As you select a legal structure for your business, you may find yourself choosing either the corporation or LLC (limited liability company). These are the two most common legal entities for a new business, and this post will compare them, allowing you, the business owner, to decide which is better.
Please note: to get an overview of all entities, please visit, “Business Entity Comparison.”
First, let’s check out the two major similarities between an LLC and a corporation.
1) Limited Liability Protection: As long as the entity is in good standing, both structures offer limited liability protection, unlike a sole proprietorship or a general partnership. In the event of a lawsuit, only the business’ assets, and not the owners’ personal property, can be targeted and seized.
2) Name Reservation: Both LLCs and corporations are registered with the state’s Corporation’s Division. Once your initial filing is approved, another company in the same state cannot register the name of your business. If your entity falls out of good standing, or is dissolved, the entity name may become available once more.
Now let’s explore how these two entities differ. That’s why you’re here, right?
1) Registration with the State: Registering an LLC with the state is termed “formation” or “organization.” Registering a corporation is termed “incorporation.” Consequently, you’ll file “Articles of Formation” or “Articles of Organization” for your LLC, and “Articles of Incorporation” for your corporation. Make sure you prepare and file the correct form(s).
2) Ownership: On one hand, an LLC is owned by members, which is detailed in the LLC operating agreement, and often evidenced by “membership certificates.” On the other hand, a corporation is owned by shareholders.
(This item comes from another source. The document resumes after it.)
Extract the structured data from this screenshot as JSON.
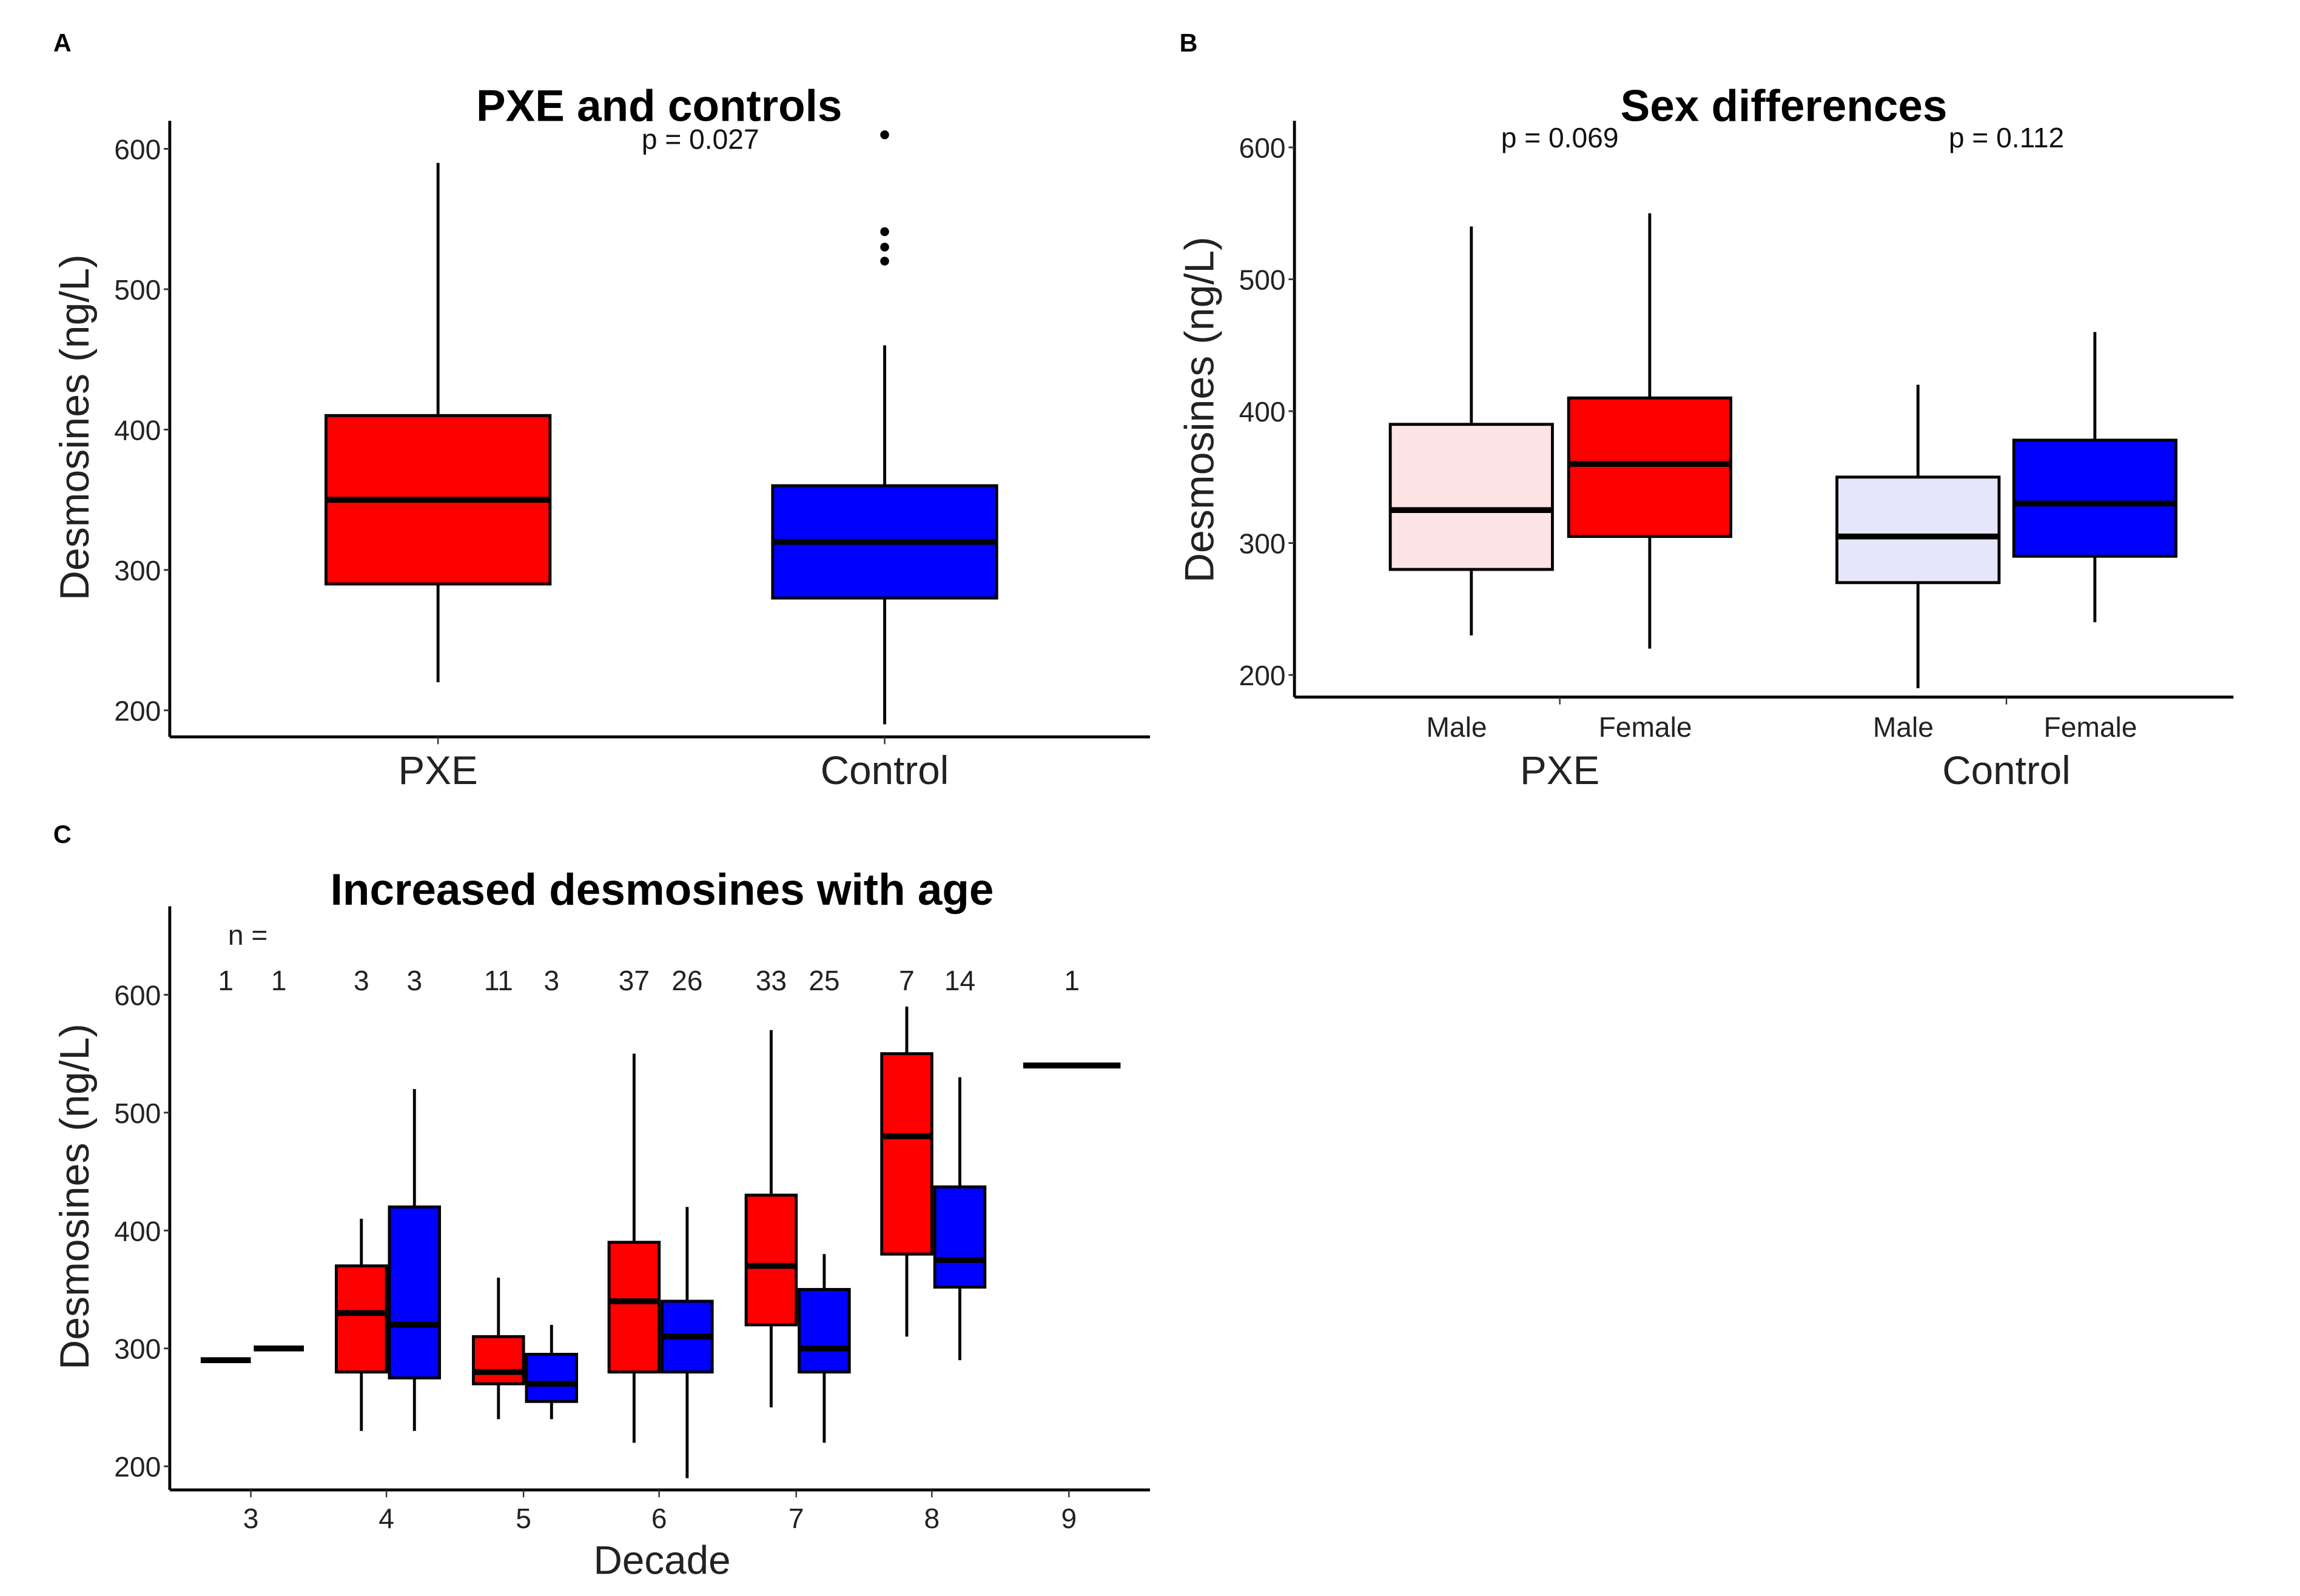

A corporation issues stock to shareholders investing in the company in anticipation of profit. For a small, private company, there may be only a handful of shareholders. For a large, public company, that number may be in the thousands or millions.
3) Taxation: By default, an LLC is taxed as a sole proprietorship or general partnership, which means the owners declare business profits on their annual 1040 (Schedule C). A corporation is taxed as a C-Corporation, which is the classic double-taxation model. Profits are taxed at the corporate level, and then dividends are taxed a second time at the shareholder level.
4) Ongoing formalities: Generally speaking, an LLC is simpler to run than a corporation. For example, a corporation must draft bylaws, and hold an annual shareholders meeting, whereas an LLC must not. Additionally, there may be state-specific requirements for both entities. Franchise and annual taxes are common, and in some states, such as California ($800), are quite expensive. Before you register your business, research the ongoing activities you must complete, in order to stay in good standing.
So which is better?
Neither is outright “better.” The decision between a corporation or LLC should be based on your activities, mission, and plan for growth. However, here are three things to consider:
1) Are you seeking venture capital?
Are you planning on seeking venture capital, to go public, and to explode onto the market? An LLC does not permit a limitless number of shareholders, and many venture capitalists will not consider an LLC as a candidate for funding.
2) How large will you be?
Similarly, many “solopreneurs” and small business owners find that the tax structure and the formalities of a corporation are incongruent with their resources and goals. An LLC offers liability protection and fewer ongoing responsibilities for smaller organizations.
3) Anything relevant to your situation
You’ll find tons of pages, like this one, telling which entity to choose. However, we’re not psychics, and don’t know everything about your business. Hopefully, the information provided above is enough for you to make an informed decision on your own.